Various Artists: 'Radio 1 Established 1967'

3 / 10 Thanks to Radio 1 celebrating their 40th birthday this September, somebody had the bright idea of assembling 40 contemporary artists, giving them each one year from the last 40 and allowing them to cover a track from their allocated year. The results are, if we’re being kind, ‘variable’. But we’re not being kind. So here goes.

Kaiser Chiefs kick off with The Move’s ‘Flowers In The Rain’, which was the first ever song played by the station but was rubbish at the time and continues to be so four decades later. The Fratellis’ ‘All Along The Watchtower’ is a covers-band mixture of reverentially straight delivery and guitar-shop fret-wanking, Amy Winehouse’s ‘Cupid’ is entirely ersatz reggae with a suspiciously drunk-sounding vocal (funny, that) and Robbie Williams simply does not deserve to go anywhere near anything by The Kinks (he does ‘Lola’ in the same way that he does everything else). The Streets doing Elton’s ‘Your Song’ is simply bizarre, with Mike Skinner scarcely altering the original track but delivering the vocal in his usual flat, conversational style. Another dismal mismatch is Kylie Minogue attempting to capture the louche perversity of Roxy Music’s ‘Love Is The Drug’ – she sounds about as erotically charged and debauched as KT Tunstall who, as luck would have it, comes next and massacres a Bryan Ferry number (‘Let’s Stick Together’). Kasabian do The Specials’ ‘Too Much Too Young’ as if they’re trying to take the piss out of the original and then McFly, against all human logic and basic notions of what is right and good, are allowed to have a crack at The Jam’s ‘A Town Called Malice’. By the time Lily Allen lends her perfunctory trill to The Pretenders’ ‘Don’t Get Me Wrong’, 20 years of songs have been annihilated. And not in a good way. There are a few notable exceptions – Sugababes’ dubby, sweet-harmonied ‘Betcha By Golly Wow’, Franz Ferdinand’s typically smart, angular stab at Bowie’s ‘Sound And Vision’ and The Raconteurs magnificently heavy trashing of ‘Teenage Kicks’ – but it’s thin pickings.

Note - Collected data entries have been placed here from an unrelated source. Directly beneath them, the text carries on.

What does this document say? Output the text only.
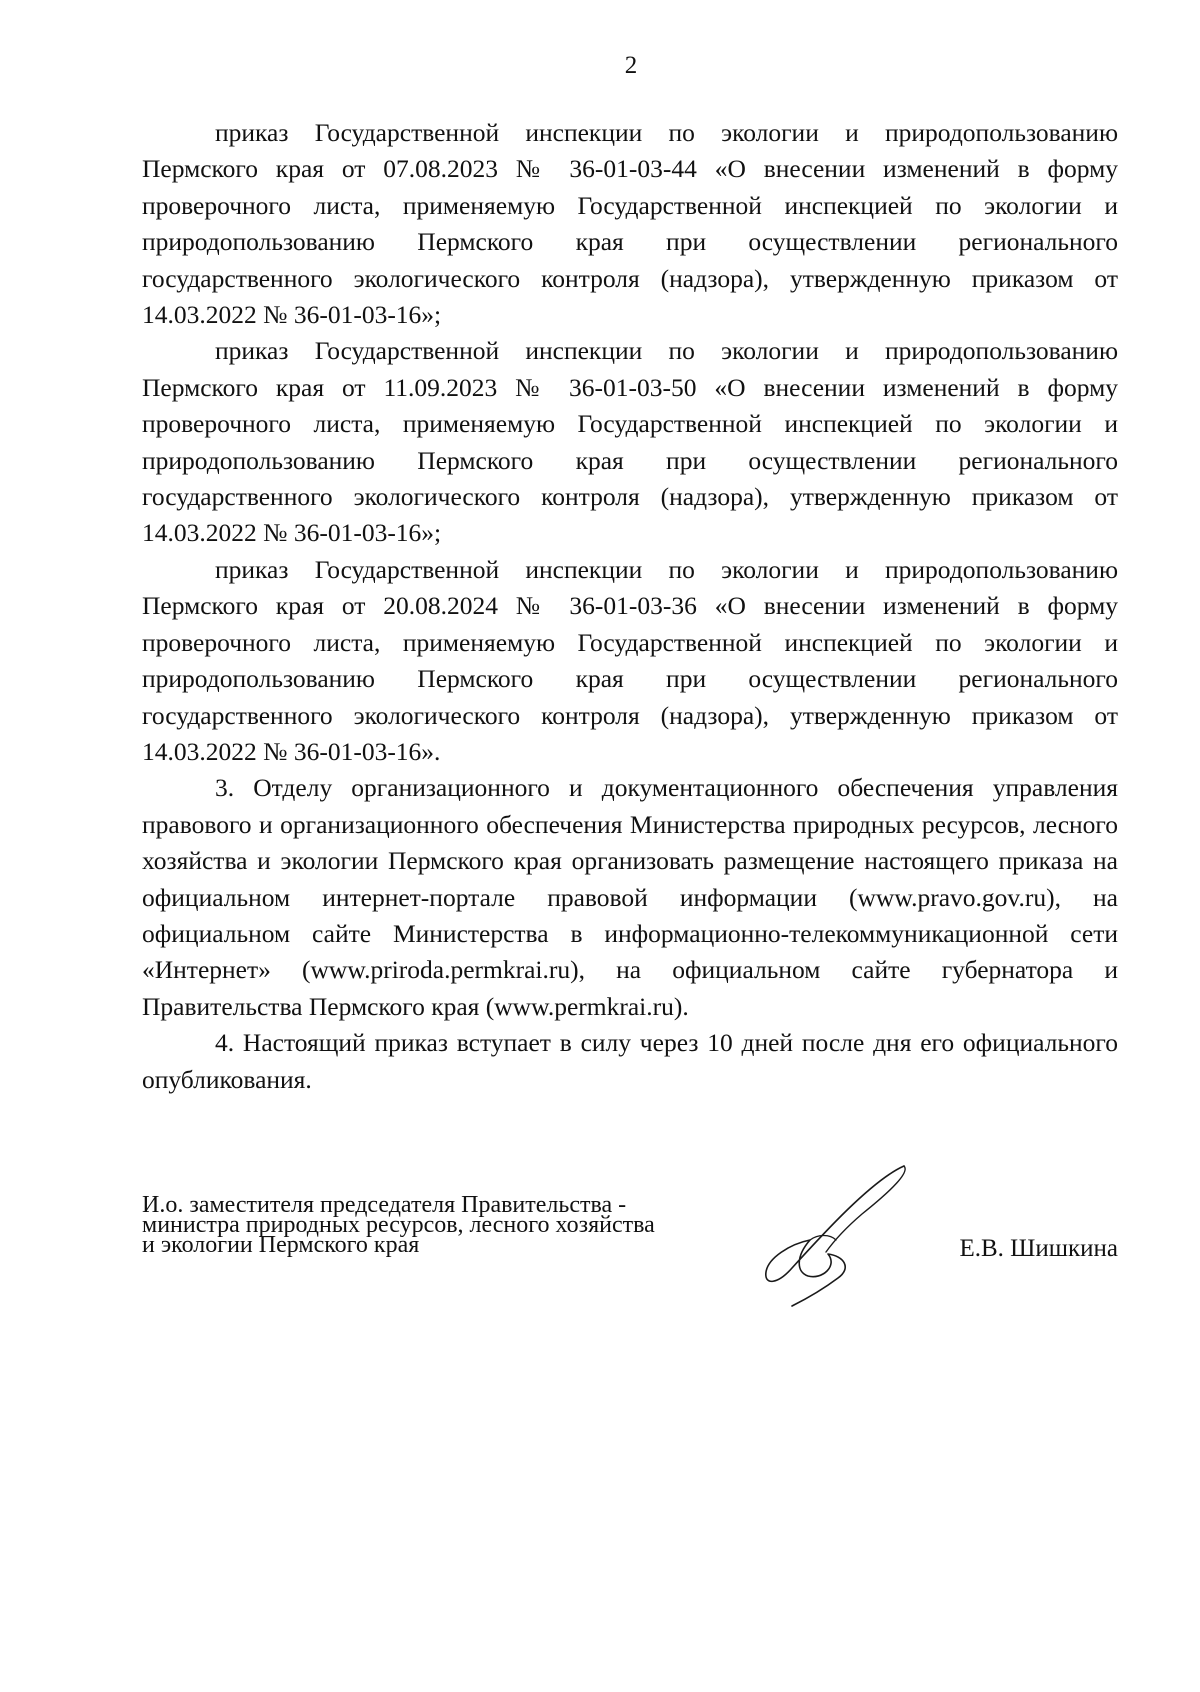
2

приказ Государственной инспекции по экологии и природопользованию Пермского края от 07.08.2023 № 36-01-03-44 «О внесении изменений в форму проверочного листа, применяемую Государственной инспекцией по экологии и природопользованию Пермского края при осуществлении регионального государственного экологического контроля (надзора), утвержденную приказом от 14.03.2022 № 36-01-03-16»;

приказ Государственной инспекции по экологии и природопользованию Пермского края от 11.09.2023 № 36-01-03-50 «О внесении изменений в форму проверочного листа, применяемую Государственной инспекцией по экологии и природопользованию Пермского края при осуществлении регионального государственного экологического контроля (надзора), утвержденную приказом от 14.03.2022 № 36-01-03-16»;

приказ Государственной инспекции по экологии и природопользованию Пермского края от 20.08.2024 № 36-01-03-36 «О внесении изменений в форму проверочного листа, применяемую Государственной инспекцией по экологии и природопользованию Пермского края при осуществлении регионального государственного экологического контроля (надзора), утвержденную приказом от 14.03.2022 № 36-01-03-16».

3. Отделу организационного и документационного обеспечения управления правового и организационного обеспечения Министерства природных ресурсов, лесного хозяйства и экологии Пермского края организовать размещение настоящего приказа на официальном интернет-портале правовой информации (www.pravo.gov.ru), на официальном сайте Министерства в информационно-телекоммуникационной сети «Интернет» (www.priroda.permkrai.ru), на официальном сайте губернатора и Правительства Пермского края (www.permkrai.ru).

4. Настоящий приказ вступает в силу через 10 дней после дня его официального опубликования.

И.о. заместителя председателя Правительства -
министра природных ресурсов, лесного хозяйства
и экологии Пермского края	Е.В. Шишкина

The second CD, which brings us up to modern times, is slightly better – Stereophonics treat Hot Chocolate’s ‘You Sexy Thing’ with way too much furrowed-brow seriousness to humorously sleazy effect, Girls Aloud offer a typically poised, electro-tinged finesse of Wheatus’ ‘Teenage Dirtbag’, and Klaxons’ take on Blackstreet’s ‘No Diggity’ is absolutely magnificent, the perfect mix of sublime and ridiculous. The Twang (‘Drinking In LA’), Maximo Park (Timberlake’s ‘Like I Love You’) and The Enemy (‘Father And Son’, which is technically from 1970 but qualifies here as 2005’s entry thanks to a dodgy Ronan Keating cover) can all leave with their head held high. But it’s the horrors that are more memorable – if you’ve ever wondered what Luke Pritchard lending his absurd strangulated vowel sounds to Ace Of Base’s ‘All That She Wants’ might sound like, now you can know the full torment of it. And, given that they are already basing an entire career around replicating it, giving ‘Don’t Look Back Into The Sun’ to The View was a bit lazy. This decision more than anything sums the whole thing up – a missed opportunity. Frustratingly, there’s too much good stuff on here to utterly dismiss it but, by crikey, when it’s bad it borders on physical agony.